Now coming to the issue of privacy, it is to be noted that privacy i.e. protection against unreasonable interference is an essential element of living a proper and dignified life. The researcher would like to connect this issue with that of denial of the right to speech and expression of homosexuals. Now, there has to be a balance between the fundamental rights and their reasonable restrictions. The counter-argument by the respondents, in this case, was that homosexuality degrades public morality and notions of decency. This argument is not legally sustainable as what happens within the four walls of a room between two consenting adults regardless of their sex can’t be reasonably foreseen to have a derogating effect on public morals as a private act can’t deprave morals of the society.

Also, the Indian society has become much more liberal in the current times. The conservatives may have a feeling of ‘disgust’ for certain ‘out-of-line’ practices but it can’t be seen as a proper ground for denying basic rights to a particular section of society. Also, many western countries have recognised homosexuality. It is high time for India to do the same. The court correctly held in this case that not giving privacy to homosexuals is denying them a dignified life and personal liberty under article 21 and also that by denying the expression of homosexuals regarding their sexual choice or gender identity, their right to freedom of speech is being unreasonably curtailed.  So, section 377 was to be struck down insofar as it concerned with the consensual sexual acts between two adults in private. Other parts of the section were to remain intact.

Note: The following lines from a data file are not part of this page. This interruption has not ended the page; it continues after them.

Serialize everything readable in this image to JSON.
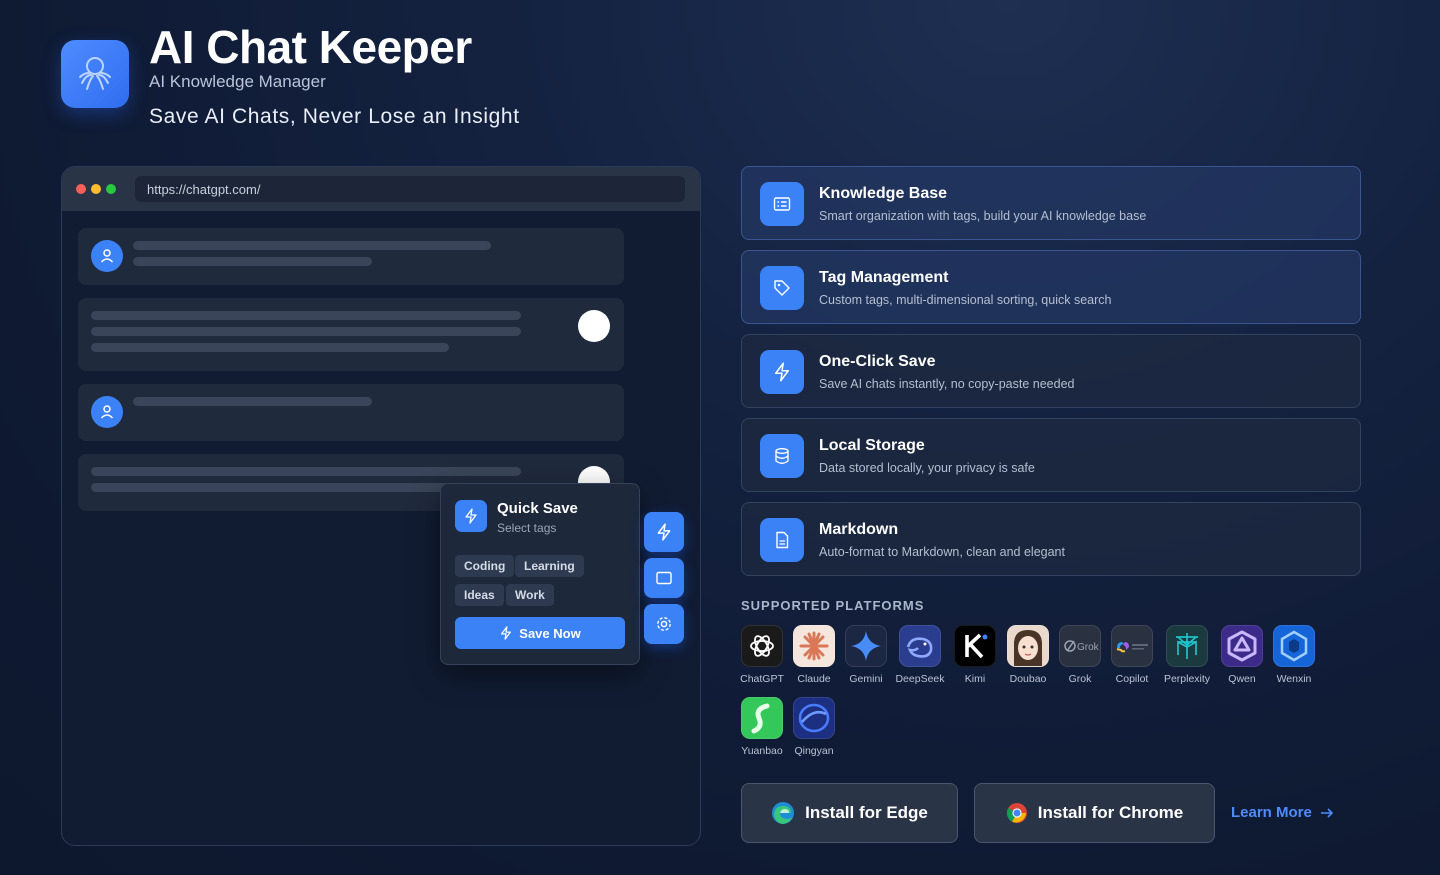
{
  "header": {
    "title": "AI Chat Keeper",
    "subtitle": "AI Knowledge Manager",
    "tagline": "Save AI Chats, Never Lose an Insight"
  },
  "browser": {
    "url": "https://chatgpt.com/"
  },
  "quick_save": {
    "title": "Quick Save",
    "subtitle": "Select tags",
    "tags": [
      "Coding",
      "Learning",
      "Ideas",
      "Work"
    ],
    "save_label": "Save Now"
  },
  "features": [
    {
      "title": "Knowledge Base",
      "desc": "Smart organization with tags, build your AI knowledge base",
      "icon": "list-icon"
    },
    {
      "title": "Tag Management",
      "desc": "Custom tags, multi-dimensional sorting, quick search",
      "icon": "tag-icon"
    },
    {
      "title": "One-Click Save",
      "desc": "Save AI chats instantly, no copy-paste needed",
      "icon": "lightning-icon"
    },
    {
      "title": "Local Storage",
      "desc": "Data stored locally, your privacy is safe",
      "icon": "database-icon"
    },
    {
      "title": "Markdown",
      "desc": "Auto-format to Markdown, clean and elegant",
      "icon": "document-icon"
    }
  ],
  "platforms_label": "SUPPORTED PLATFORMS",
  "platforms": [
    "ChatGPT",
    "Claude",
    "Gemini",
    "DeepSeek",
    "Kimi",
    "Doubao",
    "Grok",
    "Copilot",
    "Perplexity",
    "Qwen",
    "Wenxin",
    "Yuanbao",
    "Qingyan"
  ],
  "actions": {
    "edge": "Install for Edge",
    "chrome": "Install for Chrome",
    "learn_more": "Learn More"
  },
  "colors": {
    "accent": "#3b82f6",
    "background": "#0f1a33"
  }
}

Finally, the researcher feels that the court gave a good and courageous judgement in this case. The judgement upheld constitutional morality and also indicated towards the shift of the Indian society from an archaic to a pragmatic one. This judgement focused more on the desired goals of the fundamental rights rather than on societal perceptions. Also, the issues in concern were answered properly. This judgement laid down the foundation for other historical progressive judgements such as the Joseph Shine case (decriminalization of adultery) and the Sabarimala case (rights of women to enter a worship place).


The judgement in Navtej Johar case is undoubtedly a historical one. As a result of this judgement, the homosexuals can now live in a more dignified environment and can freely express themselves. The judgment also underlined the progressive realisation of people’s rights. However, is this end of the problem? The answer is ‘no’ as still there is discrimination meted out against homosexuals as there is no proper legislation which addresses this issue. The court had ordered the government to take certain measures for upholding the interests of homosexuals but no specific steps have been taken.

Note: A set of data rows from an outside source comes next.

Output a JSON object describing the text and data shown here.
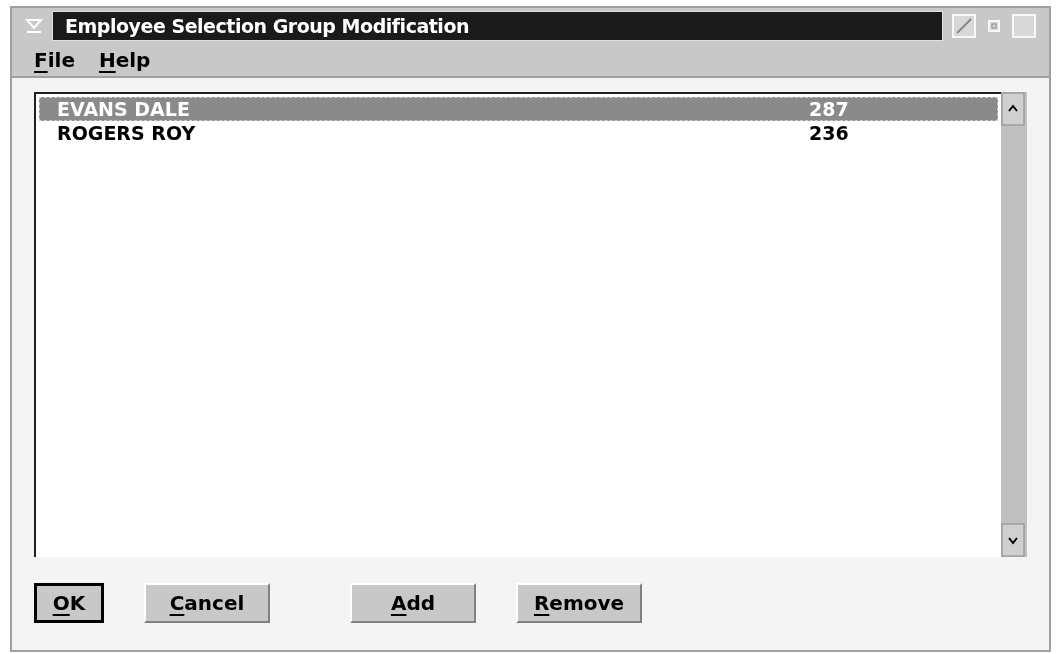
{
  "window": {
    "title": "Employee Selection Group Modification"
  },
  "menu": [
    {
      "label": "File"
    },
    {
      "label": "Help"
    }
  ],
  "list": {
    "rows": [
      {
        "name": "EVANS DALE",
        "number": "287",
        "selected": true
      },
      {
        "name": "ROGERS ROY",
        "number": "236",
        "selected": false
      }
    ]
  },
  "buttons": [
    {
      "label": "OK",
      "default": true
    },
    {
      "label": "Cancel",
      "default": false
    },
    {
      "label": "Add",
      "default": false
    },
    {
      "label": "Remove",
      "default": false
    }
  ]
}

The need of the hour is overreaching legislation which provides equality to all persons on the basis of sexual orientation, gender identity, and other grounds. The law should impose obligations of equality and non-discrimination on every person [10].

So, the historical judgement has to be supplemented with positive government efforts to give meaningful life to homosexuals. The organs of the state have to coordinate with each other. That will have an even more positive impact of the court’s judgement.


  • Hershel Goldwasser & Hillel Goldberg, Homosexuality, 29 Tradition: A Journal of Orthodox Jewish thought, 96-102 (1955).
  • Navtej Singh Johar v. Union of India, (2018) 1 SCC 791 (India) [ singh johar v/s union of India].
  • Constitutionality of section 377 of IPC, Supreme Court observer,
  • S. Puttaswamy v. Union of India, (2017) 10 SCC 1 (India).
  • National Legal Services Authority v. Union of India, (2014) 5 SCC 438 (India).
  • Naz Foundation v. Govt. of NCT, Delhi, (2016) 15 SCC 619 (India).
  • Suresh Kumar Kaushal v. Naz Foundation, (2014) 1 SCC 1 (India).
  • 4 T. BHATTACHRYYA, INDIAN PENAL CODE 538-539 (Central Law Agency, 4th 2004).
  • Supra note 2.
  • Jayna Kothari, One year after ‘Navtej Johar’, imagining an equality law, The Hindu, September 11, 2019.